Now, Americans have common sense. Things don't have to be complicated for them. They look at an issue and say, are you telling me that this bill was written by the Speaker of the House and her folks with really no input from anybody? What makes them experts? And do I want them planning my life and my energy needs for the next 20 years in the back room of the Speaker's office?

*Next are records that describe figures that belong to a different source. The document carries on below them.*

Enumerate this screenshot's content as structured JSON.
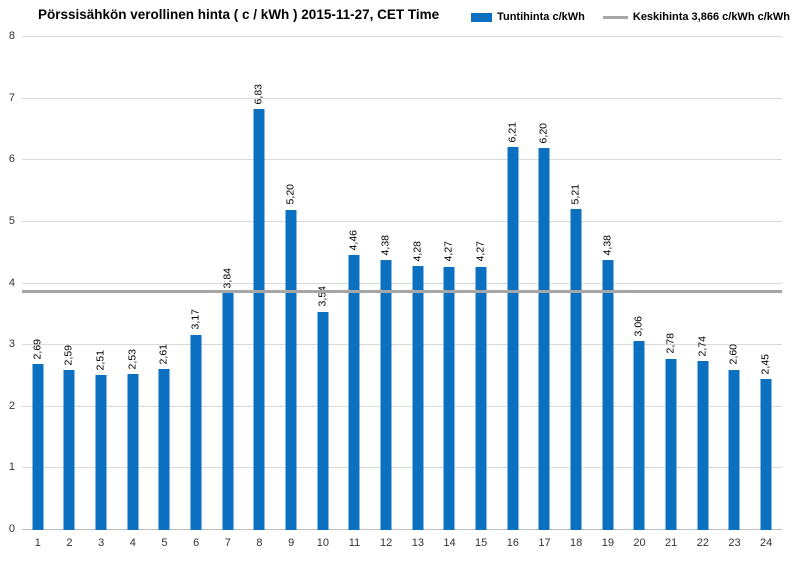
{
  "title": "Pörssisähkön verollinen hinta ( c / kWh ) 2015-11-27, CET Time",
  "legend": {
    "series_label": "Tuntihinta c/kWh",
    "average_label": "Keskihinta 3,866 c/kWh c/kWh"
  },
  "colors": {
    "bar": "#0B70C0",
    "average_line": "#A6A6A6",
    "gridline": "#D9D9D9",
    "baseline": "#BFBFBF",
    "axis_text": "#333333"
  },
  "chart_data": {
    "type": "bar",
    "title": "Pörssisähkön verollinen hinta ( c / kWh ) 2015-11-27, CET Time",
    "categories": [
      "1",
      "2",
      "3",
      "4",
      "5",
      "6",
      "7",
      "8",
      "9",
      "10",
      "11",
      "12",
      "13",
      "14",
      "15",
      "16",
      "17",
      "18",
      "19",
      "20",
      "21",
      "22",
      "23",
      "24"
    ],
    "values": [
      2.69,
      2.59,
      2.51,
      2.53,
      2.61,
      3.17,
      3.84,
      6.83,
      5.2,
      3.54,
      4.46,
      4.38,
      4.28,
      4.27,
      4.27,
      6.21,
      6.2,
      5.21,
      4.38,
      3.06,
      2.78,
      2.74,
      2.6,
      2.45
    ],
    "value_labels": [
      "2,69",
      "2,59",
      "2,51",
      "2,53",
      "2,61",
      "3,17",
      "3,84",
      "6,83",
      "5,20",
      "3,54",
      "4,46",
      "4,38",
      "4,28",
      "4,27",
      "4,27",
      "6,21",
      "6,20",
      "5,21",
      "4,38",
      "3,06",
      "2,78",
      "2,74",
      "2,60",
      "2,45"
    ],
    "series_name": "Tuntihinta c/kWh",
    "average": 3.866,
    "average_label": "Keskihinta 3,866 c/kWh c/kWh",
    "xlabel": "",
    "ylabel": "",
    "ylim": [
      0,
      8
    ],
    "ytick_step": 1,
    "yticks": [
      0,
      1,
      2,
      3,
      4,
      5,
      6,
      7,
      8
    ],
    "grid": true,
    "legend_position": "top-right"
  }
}
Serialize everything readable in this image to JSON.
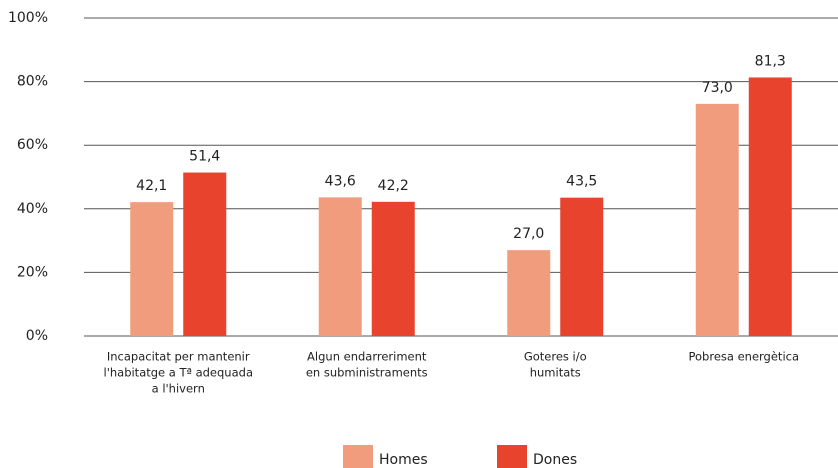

Now I think the American people say no.

And I think the American people would say that this is an issue that should have some concentrated effort. Maybe they should have been here for the 5 weeks that the Republicans were here. I think the people back home were saying maybe we should have been meeting, which they seem to talk a lot about, in a bipartisan method to come up with a real all-of-the-above energy solution the Republicans started talking about 6, almost 7 weeks ago on a Friday afternoon when they shut off the lights, shut off the mics and ran off the press in this very House. But we Republicans stayed. And we talked. And we said this is a crisis. And then we've had another natural disaster which has enhanced that crisis. It's time that we wake up and realize, quit playing politics with that long distance trucker who is going to have to pay maybe $6 or $7 for diesel and not make a dime on his load. Or I had a rancher tell me that today, if you sell a calf at the auction in central Texas and you get $90 for him, $45 of that is in energy costs. It's time for us here in this Congress to wake up and instead of cramming eleventh hour pieces of legislation that look like the Fort Worth phonebook down our throats, maybe we should have that bipartisan discussion.

It's a shame that this type of legislation, and I can see it in your hand there, has come here in the last, it's 10 o'clock, in the last 20 minutes. It's time we get to work as Americans and pass a comprehensive energy plan that we all participate in.